Interview with a Barnacle
The recorder clicks on.
What made you stay?
I didn’t stay.
I fastened.
I was made to fasten.
And if you're made to fasten,
you look for something moving.
Something strong enough
to take you somewhere.
You tell yourself: better to drown in motion
than dry out drifting.
Were you happy?
Is the leaf happy to believe the river chose it?
Is the river happy to carry so much brokenness?
Sometimes the wanting
drowns out the sound of splintering wood.

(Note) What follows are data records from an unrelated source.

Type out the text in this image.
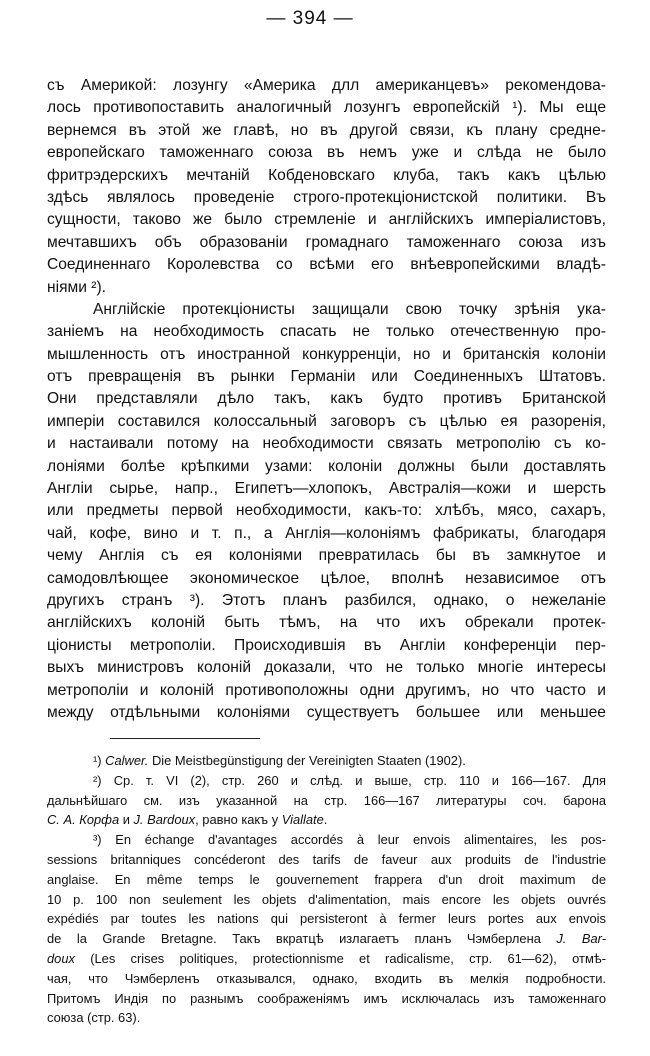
— 394 —
съ Америкой: лозунгу «Америка длл американцевъ» рекомендова-
лось противопоставить аналогичный лозунгъ европейскій ¹). Мы еще
вернемся въ этой же главѣ, но въ другой связи, къ плану средне-
европейскаго таможеннаго союза въ немъ уже и слѣда не было
фритрэдерскихъ мечтаній Кобденовскаго клуба, такъ какъ цѣлью
здѣсь являлось проведеніе строго-протекціонистской политики. Въ
сущности, таково же было стремленіе и англійскихъ имперіалистовъ,
мечтавшихъ объ образованіи громаднаго таможеннаго союза изъ
Соединеннаго Королевства со всѣми его внѣевропейскими владѣ-
ніями ²).
Англійскіе протекціонисты защищали свою точку зрѣнія ука-
заніемъ на необходимость спасать не только отечественную про-
мышленность отъ иностранной конкурренціи, но и британскія колоніи
отъ превращенія въ рынки Германіи или Соединенныхъ Штатовъ.
Они представляли дѣло такъ, какъ будто противъ Британской
имперіи составился колоссальный заговоръ съ цѣлью ея разоренія,
и настаивали потому на необходимости связать метрополію съ ко-
лоніями болѣе крѣпкими узами: колоніи должны были доставлять
Англіи сырье, напр., Египетъ—хлопокъ, Австралія—кожи и шерсть
или предметы первой необходимости, какъ-то: хлѣбъ, мясо, сахаръ,
чай, кофе, вино и т. п., а Англія—колоніямъ фабрикаты, благодаря
чему Англія съ ея колоніями превратилась бы въ замкнутое и
самодовлѣющее экономическое цѣлое, вполнѣ независимое отъ
другихъ странъ ³). Этотъ планъ разбился, однако, о нежеланіе
англійскихъ колоній быть тѣмъ, на что ихъ обрекали протек-
ціонисты метрополіи. Происходившія въ Англіи конференціи пер-
выхъ министровъ колоній доказали, что не только многіе интересы
метрополіи и колоній противоположны одни другимъ, но что часто и
между отдѣльными колоніями существуетъ большее или меньшее
¹) Calwer. Die Meistbegünstigung der Vereinigten Staaten (1902).
²) Ср. т. VI (2), стр. 260 и слѣд. и выше, стр. 110 и 166—167. Для
дальнѣйшаго см. изъ указанной на стр. 166—167 литературы соч. барона
С. А. Корфа и J. Bardoux, равно какъ у Viallate.
³) En échange d'avantages accordés à leur envois alimentaires, les pos-
sessions britanniques concéderont des tarifs de faveur aux produits de l'industrie
anglaise. En même temps le gouvernement frappera d'un droit maximum de
10 p. 100 non seulement les objets d'alimentation, mais encore les objets ouvrés
expédiés par toutes les nations qui persisteront à fermer leurs portes aux envois
de la Grande Bretagne. Такъ вкратцѣ излагаетъ планъ Чэмберлена J. Bar-
doux (Les crises politiques, protectionnisme et radicalisme, стр. 61—62), отмѣ-
чая, что Чэмберленъ отказывался, однако, входить въ мелкія подробности.
Притомъ Индія по разнымъ соображеніямъ имъ исключалась изъ таможеннаго
союза (стр. 63).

Did you know the hull was cracking?
No.
Or yes—
but only the way you know storms exist,
somewhere beyond your horizon.
You hear a creak,
you call it music.
You feel a lurch,
you call it loyalty.
If you could go back—
No.
No apology tour.
No redemption arc.
I made my choice—
it's permanent.
I just didn’t know I’d lashed myself
to something already sinking.
Didn’t know the waves
would only take us this far.
It's the sameness that gets you.
Is that why you speak in reflections now?
Maybe.
Maybe because reflections
are the only things that still move around me.
Or maybe because when you commit yourself
to something broken,
you stop dreaming about drift—
rebrand it as patience.
The recorder clicks off.
The ship lists, leaking into the tide.
The barnacle stays fastened—
stubborn, small, not asking.
She rides the current—
nothing left but to learn how to live with it.